Santa Maria welcomes new Family Justice Center

Provided by YWCA Greater Cincinnati

YWCA Greater Cincinnati, together with collaborative partners Legal Aid Society, Colerain Township Trustees, Colerain Police Department, and Santa Maria Community Services, has received federal funding from the Office on Violence Against Women, U.S. Department of Justice, to open and operate a Family Justice Center (FJC) in Cincinnati. Center locations will open in Colerain Township and in Price Hill, Cincinnati in June/July 2017.

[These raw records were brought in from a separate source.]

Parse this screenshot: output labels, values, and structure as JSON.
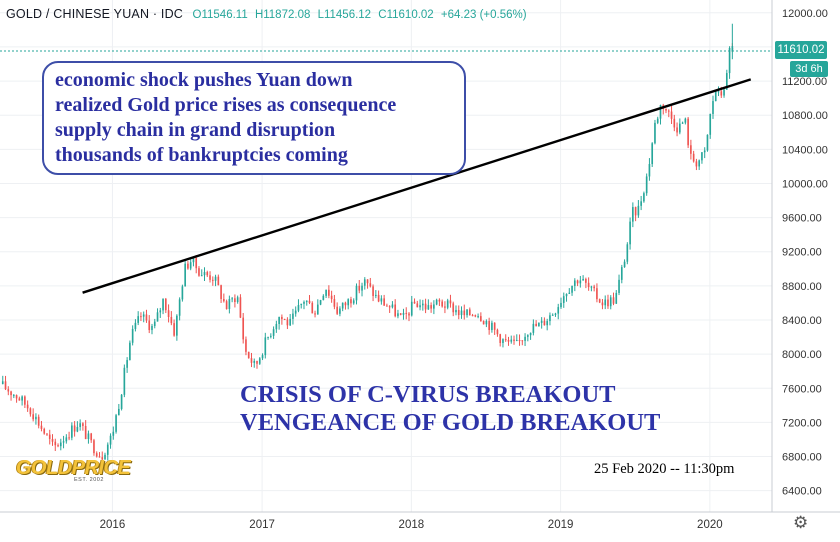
{
  "header": {
    "symbol": "GOLD / CHINESE YUAN · IDC",
    "open": "O11546.11",
    "high": "H11872.08",
    "low": "L11456.12",
    "close": "C11610.02",
    "change": "+64.23 (+0.56%)"
  },
  "price_tag": "11610.02",
  "time_tag": "3d 6h",
  "annotation_lines": [
    "economic shock pushes Yuan down",
    "realized Gold price rises as consequence",
    "supply chain in grand disruption",
    "thousands of bankruptcies coming"
  ],
  "crisis_lines": [
    "CRISIS OF C-VIRUS BREAKOUT",
    "VENGEANCE OF GOLD BREAKOUT"
  ],
  "timestamp": "25 Feb 2020 -- 11:30pm",
  "logo": {
    "word": "GOLDPRICE",
    "est": "EST. 2002"
  },
  "settings_icon": "gear-icon",
  "colors": {
    "up": "#26a69a",
    "down": "#ef5350",
    "annotation": "#2d33a8",
    "trendline": "#000000"
  },
  "chart_data": {
    "type": "candlestick",
    "x_ticks": [
      "2016",
      "2017",
      "2018",
      "2019",
      "2020"
    ],
    "y_ticks": [
      6400,
      6800,
      7200,
      7600,
      8000,
      8400,
      8800,
      9200,
      9600,
      10000,
      10400,
      10800,
      11200,
      11600,
      12000
    ],
    "ylim": [
      6150,
      12150
    ],
    "xlim": [
      "2015-04-01",
      "2020-06-01"
    ],
    "last_price": 11610.02,
    "price_series": [
      [
        "2015-04-01",
        7650
      ],
      [
        "2015-05-15",
        7500
      ],
      [
        "2015-06-15",
        7350
      ],
      [
        "2015-07-10",
        7150
      ],
      [
        "2015-08-10",
        6900
      ],
      [
        "2015-09-10",
        7050
      ],
      [
        "2015-10-10",
        7200
      ],
      [
        "2015-11-10",
        6950
      ],
      [
        "2015-12-05",
        6800
      ],
      [
        "2015-12-31",
        7050
      ],
      [
        "2016-01-20",
        7500
      ],
      [
        "2016-02-15",
        8200
      ],
      [
        "2016-03-10",
        8450
      ],
      [
        "2016-04-10",
        8300
      ],
      [
        "2016-05-05",
        8650
      ],
      [
        "2016-06-01",
        8250
      ],
      [
        "2016-06-25",
        9000
      ],
      [
        "2016-07-10",
        9100
      ],
      [
        "2016-08-05",
        8950
      ],
      [
        "2016-09-05",
        8900
      ],
      [
        "2016-10-05",
        8550
      ],
      [
        "2016-11-01",
        8700
      ],
      [
        "2016-11-20",
        8050
      ],
      [
        "2016-12-15",
        7850
      ],
      [
        "2017-01-10",
        8150
      ],
      [
        "2017-02-10",
        8450
      ],
      [
        "2017-03-10",
        8350
      ],
      [
        "2017-04-15",
        8650
      ],
      [
        "2017-05-10",
        8500
      ],
      [
        "2017-06-05",
        8800
      ],
      [
        "2017-07-05",
        8500
      ],
      [
        "2017-08-05",
        8650
      ],
      [
        "2017-09-08",
        8850
      ],
      [
        "2017-10-10",
        8650
      ],
      [
        "2017-11-10",
        8550
      ],
      [
        "2017-12-10",
        8400
      ],
      [
        "2018-01-10",
        8600
      ],
      [
        "2018-02-10",
        8550
      ],
      [
        "2018-03-10",
        8600
      ],
      [
        "2018-04-10",
        8550
      ],
      [
        "2018-05-10",
        8450
      ],
      [
        "2018-06-10",
        8500
      ],
      [
        "2018-07-10",
        8350
      ],
      [
        "2018-08-15",
        8150
      ],
      [
        "2018-09-15",
        8100
      ],
      [
        "2018-10-15",
        8300
      ],
      [
        "2018-11-15",
        8350
      ],
      [
        "2018-12-15",
        8500
      ],
      [
        "2019-01-15",
        8750
      ],
      [
        "2019-02-15",
        8900
      ],
      [
        "2019-03-15",
        8750
      ],
      [
        "2019-04-15",
        8600
      ],
      [
        "2019-05-15",
        8650
      ],
      [
        "2019-06-10",
        9200
      ],
      [
        "2019-06-25",
        9650
      ],
      [
        "2019-07-10",
        9700
      ],
      [
        "2019-08-01",
        10100
      ],
      [
        "2019-08-20",
        10700
      ],
      [
        "2019-09-05",
        10950
      ],
      [
        "2019-09-25",
        10800
      ],
      [
        "2019-10-15",
        10650
      ],
      [
        "2019-11-01",
        10750
      ],
      [
        "2019-11-15",
        10300
      ],
      [
        "2019-12-01",
        10250
      ],
      [
        "2019-12-20",
        10350
      ],
      [
        "2020-01-05",
        10900
      ],
      [
        "2020-01-15",
        11100
      ],
      [
        "2020-01-25",
        11000
      ],
      [
        "2020-02-05",
        11150
      ],
      [
        "2020-02-15",
        11300
      ],
      [
        "2020-02-20",
        11700
      ],
      [
        "2020-02-25",
        11610
      ]
    ],
    "trendline": {
      "from": [
        "2015-10-20",
        8720
      ],
      "to": [
        "2020-04-10",
        11220
      ]
    }
  }
}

The Family Justice Center is a collaboration of multiple partner agencies, addressing the unique needs of immigrant survivors of domestic violence through a coordinated community response. The FJC currently offers safe and welcoming locations in Colerain Township and Price Hill, both focused on the long-term safety of immigrant survivors through the reduction of homicide, domestic violence, sexual assault, dating violence, and stalking incidences. Based on domestic violence prevention and intervention best practice research, the FJC provides immediate, comprehensive and tailored services. These onsite and referral services include: advocacy, safety planning, crisis intervention, lethality and risk assessment, access to shelter, language access and interpretation, community resources, medical and mental health services, and legal counseling and immigration remedy assistance, among many others.

The mission of the Family Justice Center is to increase victim safety, increase autonomy and empowerment for victims; reduce fear and anxiety for victims and their children; reduce recantation and minimization of victims; increase efficiency in collaborative services to victims; increase prosecution of offenders; and finally to dramatically increase community support for services to victims.

The Family Justice Center model is recognized by the Department of Justice as a “best practice” in the field of domestic violence prevention and intervention, and has been hugely successful in producing major drops in domestic violence related homicides, reductions in recidivism by offenders, and increased safety and empowerment for victims and their children.